The following is a selection of frequently asked questions regarding CyTOF reagents, operation and data analysis. More questions? Contact us.

  1. What do Di and Dd stand for? Why are they in the column names of my FCS file?

    Di means 'Dual instrument' and Dd means 'Dual data'. This indicates whether the conversion to dual counts was done according to the instrument-calibrated values or data-calibrated values. Using Di is recommended both for consistency between files and for accuracy of the conversion to dual counts. If you absolutely must use Dd, make sure to adjust the 'Intensity Upper Limit Per Push' parameter to at least 500.

  2. How do I concatenate FCS files?

    Download the Cytobank Concatenator.

    If you are using a Mac and get an error message about the zip file being damaged, you can temporarily change your security settings to resolve this issue. Just open your 'System Preferences' and go to 'Security and Privacy.' In the 'Allow Apps From' menu, select 'Anywhere'. Then unzip and run the concatenator. You may then return your security settings to their previous state and still will be able to run the concatenator in the future.

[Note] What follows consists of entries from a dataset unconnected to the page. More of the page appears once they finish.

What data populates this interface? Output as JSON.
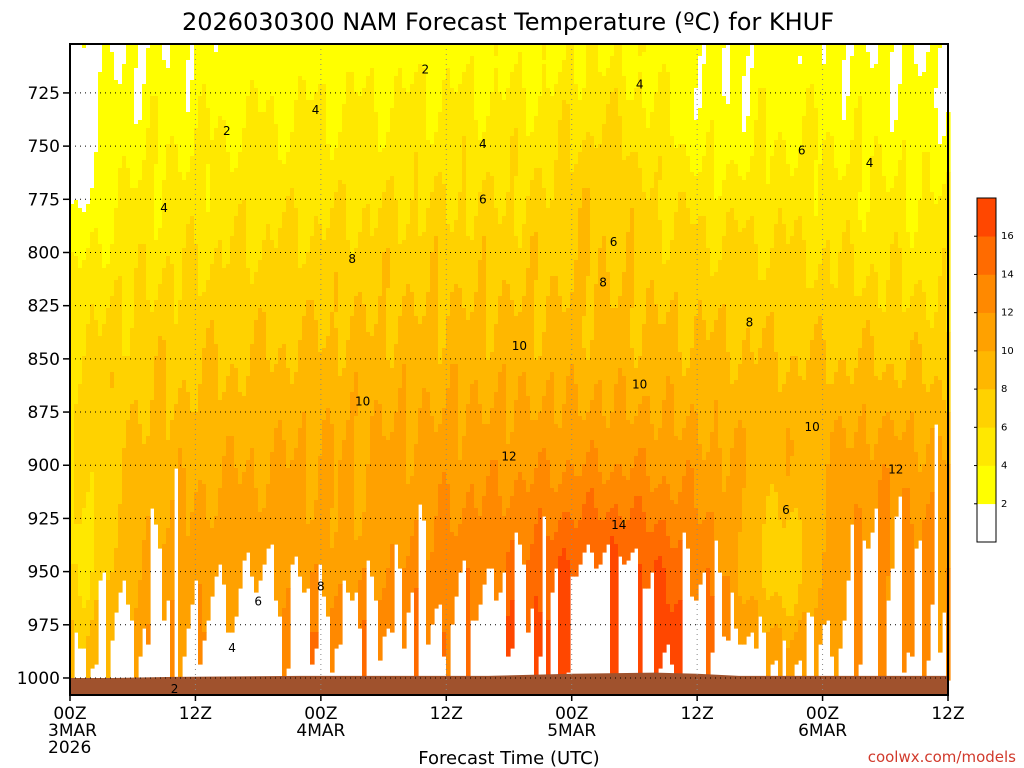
{
  "title": "2026030300 NAM Forecast Temperature (ºC) for KHUF",
  "credit": "coolwx.com/models",
  "chart_data": {
    "type": "heatmap",
    "title": "2026030300 NAM Forecast Temperature (ºC) for KHUF",
    "xlabel": "Forecast Time (UTC)",
    "ylabel": "",
    "xlim": [
      0,
      84
    ],
    "ylim": [
      1008,
      702
    ],
    "y_ticks": [
      725,
      750,
      775,
      800,
      825,
      850,
      875,
      900,
      925,
      950,
      975,
      1000
    ],
    "x_ticks": [
      {
        "hour": 0,
        "lines": [
          "00Z",
          "3MAR",
          "2026"
        ]
      },
      {
        "hour": 12,
        "lines": [
          "12Z"
        ]
      },
      {
        "hour": 24,
        "lines": [
          "00Z",
          "4MAR"
        ]
      },
      {
        "hour": 36,
        "lines": [
          "12Z"
        ]
      },
      {
        "hour": 48,
        "lines": [
          "00Z",
          "5MAR"
        ]
      },
      {
        "hour": 60,
        "lines": [
          "12Z"
        ]
      },
      {
        "hour": 72,
        "lines": [
          "00Z",
          "6MAR"
        ]
      },
      {
        "hour": 84,
        "lines": [
          "12Z"
        ]
      }
    ],
    "contour_interval": 2,
    "colorbar": {
      "levels": [
        0,
        2,
        4,
        6,
        8,
        10,
        12,
        14,
        16,
        18
      ],
      "labels": [
        "2",
        "4",
        "6",
        "8",
        "10",
        "12",
        "14",
        "16"
      ],
      "colors": [
        "#ffffff",
        "#ffff00",
        "#ffe800",
        "#ffd200",
        "#ffb700",
        "#ffa100",
        "#ff8900",
        "#ff6b00",
        "#ff4700"
      ]
    },
    "ground_color": "#a0522d",
    "ground_pressure": [
      {
        "hour": 0,
        "p": 1000
      },
      {
        "hour": 4,
        "p": 1000
      },
      {
        "hour": 10,
        "p": 999.5
      },
      {
        "hour": 22,
        "p": 999
      },
      {
        "hour": 40,
        "p": 999
      },
      {
        "hour": 48,
        "p": 998
      },
      {
        "hour": 56,
        "p": 997.5
      },
      {
        "hour": 60,
        "p": 998
      },
      {
        "hour": 64,
        "p": 999
      },
      {
        "hour": 84,
        "p": 999
      }
    ],
    "contour_labels": [
      {
        "text": "2",
        "hour": 34,
        "p": 714
      },
      {
        "text": "4",
        "hour": 23.5,
        "p": 733
      },
      {
        "text": "2",
        "hour": 15,
        "p": 743
      },
      {
        "text": "4",
        "hour": 39.5,
        "p": 749
      },
      {
        "text": "4",
        "hour": 54.5,
        "p": 721
      },
      {
        "text": "6",
        "hour": 70,
        "p": 752
      },
      {
        "text": "4",
        "hour": 76.5,
        "p": 758
      },
      {
        "text": "4",
        "hour": 9,
        "p": 779
      },
      {
        "text": "6",
        "hour": 39.5,
        "p": 775
      },
      {
        "text": "6",
        "hour": 52,
        "p": 795
      },
      {
        "text": "8",
        "hour": 27,
        "p": 803
      },
      {
        "text": "8",
        "hour": 51,
        "p": 814
      },
      {
        "text": "8",
        "hour": 65,
        "p": 833
      },
      {
        "text": "10",
        "hour": 43,
        "p": 844
      },
      {
        "text": "10",
        "hour": 54.5,
        "p": 862
      },
      {
        "text": "10",
        "hour": 28,
        "p": 870
      },
      {
        "text": "10",
        "hour": 71,
        "p": 882
      },
      {
        "text": "12",
        "hour": 42,
        "p": 896
      },
      {
        "text": "12",
        "hour": 79,
        "p": 902
      },
      {
        "text": "14",
        "hour": 52.5,
        "p": 928
      },
      {
        "text": "6",
        "hour": 68.5,
        "p": 921
      },
      {
        "text": "6",
        "hour": 18,
        "p": 964
      },
      {
        "text": "8",
        "hour": 24,
        "p": 957
      },
      {
        "text": "4",
        "hour": 15.5,
        "p": 986
      },
      {
        "text": "2",
        "hour": 10,
        "p": 1010
      }
    ]
  }
}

  3. In what order should I concatenate, normalize and debarcode?

    Most of the time, the best order is concatenate, then normalize, then debarcode. Exceptions are when there might be a discontinuity between consecutive files, such as when you use Dd mode, or if you had to adjust any settings on the instrument. In that case, if your files are large enough to contain at the very least a few hundred beads, you may want to normalize first and then concatenate. Any files with only a few beads should be concatenated first regardless of other conditions.

  4. How can I edit the panel information saved in the header in an FCS file?

    See the instructions on the Nolanlab GitHub page.

  5. How can I extract FCS files from an IMD file that was truncated by the CyTOF software crashing or being forced to quit?

    See the instructions on the Nolanlab GitHub page.

  6. I see striping in my FCS files. What caused it, and what should I do?

    Somehow your FCS file (or an FCS file that makes up part of the concatenated FCS file you're looking at) did not get "randomized" from integers. Re-start the CyTOF software and convert the *_cells_found.txt files to FCS files using the 'Convert to FCS' panel. This will only take a few minutes.

  7. What cell acquisition rate is best?

    The cell acquisition rate varies widely over the course of each injection. An average rate of 300 cells/second often means that the instantaneous rate varies from 0 to 700 cells/second. Increasing the instantaneous rate above 500 cells/second results in more total events per time, but often yields the same number of singlets as at 500 cells/second, hence running too fast means that there is a loss in data quality with no time gained by the user. Running at a maximum average rate of 300 cells/second, but preferably even slower, is strongly encouraged. Once the cells have been stained and are ready for the CyTOF, the acquisition rate is by far the largest influence on data quality, and running slower will certainly save time in the long term as the increased data quality simplifies the downstream analysis.

  8. Why did the Normalizer write empty files or give an error message about an invalid file identifier?

    Check that the FCS files are on a hard drive where you have write permission and that has sufficient free space.

Distribution Status: Public. Last update: 17-Jan-2015.